ニュージャージー州を中心に謎の飛行物体の目撃が相次いでいる問題をめぐって、ニューヨークのホークル州知事は議会と政府に対応を求めた。
知事は14日に発した声明で、11月中旬に州インテリジェンスセンターに対して連邦の法執行機関と連携してドローンの目撃情報の調査を指示しているとした上で、「州法執行機関がこの問題に取り組めるよう、議会に無人航空機システム対策権限の安全保障、安全性、および再承認法の通過を求めている」と説明。「この法案はドローン対策の法的権限を改革し、連邦航空局のドローン監視を強化し、対ドローン活動を特定の州および地方の法執行機関にまで拡大するものだ」と加えた。また、法案によって地方当局に権限が付されるまでの間、「バイデン政権は連邦捜査当局を派遣して介入する必要がある」とするなど、政府に対応を求めた。
CBSによると、謎のドローン出没騒ぎは11月中旬にニュージャージー北部のモリス郡で目撃されたのを皮切りに、州全域、そしてニューヨークやペンシルベニアといった周辺州にまで拡大している。
軍事演習の可能性は?
モリス郡にはアメリカ陸軍戦闘能力開発軍団(DEVCOM)のヘッドクオーターが置かれ、兵器の研究製造を担うピカティニー兵器廠がある。陸軍当局は、今週少なくとも基地上空で11件の目撃情報があったと明らかにしている。ただし、ローカル紙が月曜日に入手した声明によると、基地司令官のクレイグ・ボナム中佐は、ドローンは自分たちのものではないとし、関連を否定している。
このほか、NJ.comによると、モンマス郡にある海軍基地上空でもドローンが確認された。

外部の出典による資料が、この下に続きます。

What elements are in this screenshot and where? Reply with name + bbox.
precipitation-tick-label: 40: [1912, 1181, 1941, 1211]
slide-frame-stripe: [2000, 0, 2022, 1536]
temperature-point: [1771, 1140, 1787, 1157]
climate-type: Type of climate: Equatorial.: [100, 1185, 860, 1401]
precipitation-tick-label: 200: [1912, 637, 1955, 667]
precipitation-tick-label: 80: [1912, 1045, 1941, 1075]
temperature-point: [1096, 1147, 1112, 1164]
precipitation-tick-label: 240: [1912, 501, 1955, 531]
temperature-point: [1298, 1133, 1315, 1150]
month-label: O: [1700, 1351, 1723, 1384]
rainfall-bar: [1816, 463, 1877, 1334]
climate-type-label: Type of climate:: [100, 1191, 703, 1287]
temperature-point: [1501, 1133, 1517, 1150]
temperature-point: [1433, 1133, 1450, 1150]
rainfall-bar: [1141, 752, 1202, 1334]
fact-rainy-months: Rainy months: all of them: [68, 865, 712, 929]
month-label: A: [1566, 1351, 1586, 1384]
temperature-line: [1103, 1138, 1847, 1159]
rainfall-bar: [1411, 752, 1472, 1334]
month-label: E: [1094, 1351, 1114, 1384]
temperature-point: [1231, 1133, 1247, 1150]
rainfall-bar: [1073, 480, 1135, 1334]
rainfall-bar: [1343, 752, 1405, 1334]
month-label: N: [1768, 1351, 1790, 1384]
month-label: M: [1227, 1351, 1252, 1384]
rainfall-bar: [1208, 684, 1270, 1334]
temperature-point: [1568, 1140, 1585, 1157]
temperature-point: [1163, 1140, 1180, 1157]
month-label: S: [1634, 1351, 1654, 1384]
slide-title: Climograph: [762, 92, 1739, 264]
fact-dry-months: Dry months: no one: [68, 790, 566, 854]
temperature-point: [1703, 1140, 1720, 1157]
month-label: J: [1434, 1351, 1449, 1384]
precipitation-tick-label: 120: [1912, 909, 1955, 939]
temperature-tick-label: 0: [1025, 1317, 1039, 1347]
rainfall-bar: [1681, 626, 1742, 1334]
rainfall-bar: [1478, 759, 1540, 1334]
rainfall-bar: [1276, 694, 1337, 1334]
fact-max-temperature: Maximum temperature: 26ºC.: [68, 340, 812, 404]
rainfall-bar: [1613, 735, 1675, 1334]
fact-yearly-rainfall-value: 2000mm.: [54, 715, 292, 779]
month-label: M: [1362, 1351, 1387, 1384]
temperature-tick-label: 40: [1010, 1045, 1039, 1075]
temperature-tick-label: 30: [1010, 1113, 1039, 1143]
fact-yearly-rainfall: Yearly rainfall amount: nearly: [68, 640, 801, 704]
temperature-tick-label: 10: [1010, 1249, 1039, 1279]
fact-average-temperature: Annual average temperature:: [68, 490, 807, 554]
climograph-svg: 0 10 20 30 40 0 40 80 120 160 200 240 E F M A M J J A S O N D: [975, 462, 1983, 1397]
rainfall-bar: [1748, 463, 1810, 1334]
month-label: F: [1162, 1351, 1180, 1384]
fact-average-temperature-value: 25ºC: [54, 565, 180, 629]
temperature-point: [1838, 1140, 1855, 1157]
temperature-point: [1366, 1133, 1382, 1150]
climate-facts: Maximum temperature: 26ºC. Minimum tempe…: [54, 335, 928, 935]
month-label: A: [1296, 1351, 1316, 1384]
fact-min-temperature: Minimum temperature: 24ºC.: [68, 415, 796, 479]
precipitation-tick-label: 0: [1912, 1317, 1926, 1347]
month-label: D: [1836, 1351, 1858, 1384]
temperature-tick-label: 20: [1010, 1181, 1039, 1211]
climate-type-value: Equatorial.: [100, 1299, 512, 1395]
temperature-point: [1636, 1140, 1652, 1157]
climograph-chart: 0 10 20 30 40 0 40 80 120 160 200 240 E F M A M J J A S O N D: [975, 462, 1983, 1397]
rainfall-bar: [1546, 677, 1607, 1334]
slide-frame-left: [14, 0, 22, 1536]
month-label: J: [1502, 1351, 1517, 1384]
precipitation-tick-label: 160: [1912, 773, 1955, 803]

同施設の報道官は12日、「施設への直接的な脅威は確認されていない」とした上で、「少なくとも2回、正体不明のドローンがアール海軍兵器基地の上空に侵入したことが確認されている」と明らかにした。
国防総省の報道官、サブリナ・シン氏は11日に開いた記者会見で、「これらは米軍のドローンではない」と自国の軍事活動との関連を否定。さらに、「現時点で、これらの活動が外国組織によるもの、あるいは敵対勢力によるものであるという証拠はない」と述べた。
ネット:UFO?政府の陰謀?
ネットでは一般人が撮影した映像が多数投稿されている。中には銃で撃ち落とそうとする映像もある。米軍ドローンの試験飛行を唱えるユーザーからUFO説、さらには新世界秩序の確立に向けた政府の陰謀を主張する者など、さまざまな意見が投稿されている。
あるユーザーは「軍がPtero Dynamicsの新型ドローン艦隊をテストしているのだと思う」と主張。別のユーザーは「これはドローンではない。ニュージャージー州で、何万人もの目撃者と大量のビデオを伴う本格的なUFO / UAPイベントがリアルタイムで発生している」と投稿した。
週末には「ブルービーム計画(Project Blue Beam)」が一時トレンドになるなど、90年代に生まれた陰謀論を疑うコメントが相次いで投稿された。
ブルービーム計画は、米航空宇宙局(NASA)が、全人類に反キリストの”ニューエイジ宗教”を信じ込ませるために科学技術を用いた壮大なマインドコントロールを画策しているという説で、カナダ人ジャーナリスト、セルジュ・モナスト(Serge Monast 1945-1996)が1994年に発表したエッセイで唱えた。モナスト氏によれば、計画は国連による”新世界秩序”確立の一環で、新たな普遍的宗教はその土台になる。
エッセイには、人工地震を起こして各宗教の教義を否定する発見をでっち上げたり、ホログラフィック技術を使用して天体現象やエイリアンの侵略をシミュレートしたり、電子双方向通信や体内に埋め込んだチップを起動させたりして、全世界の人々が自由を放棄してでも新たな救世主と世界政府を受け入れる状況が作り出されるといった内容が記されている。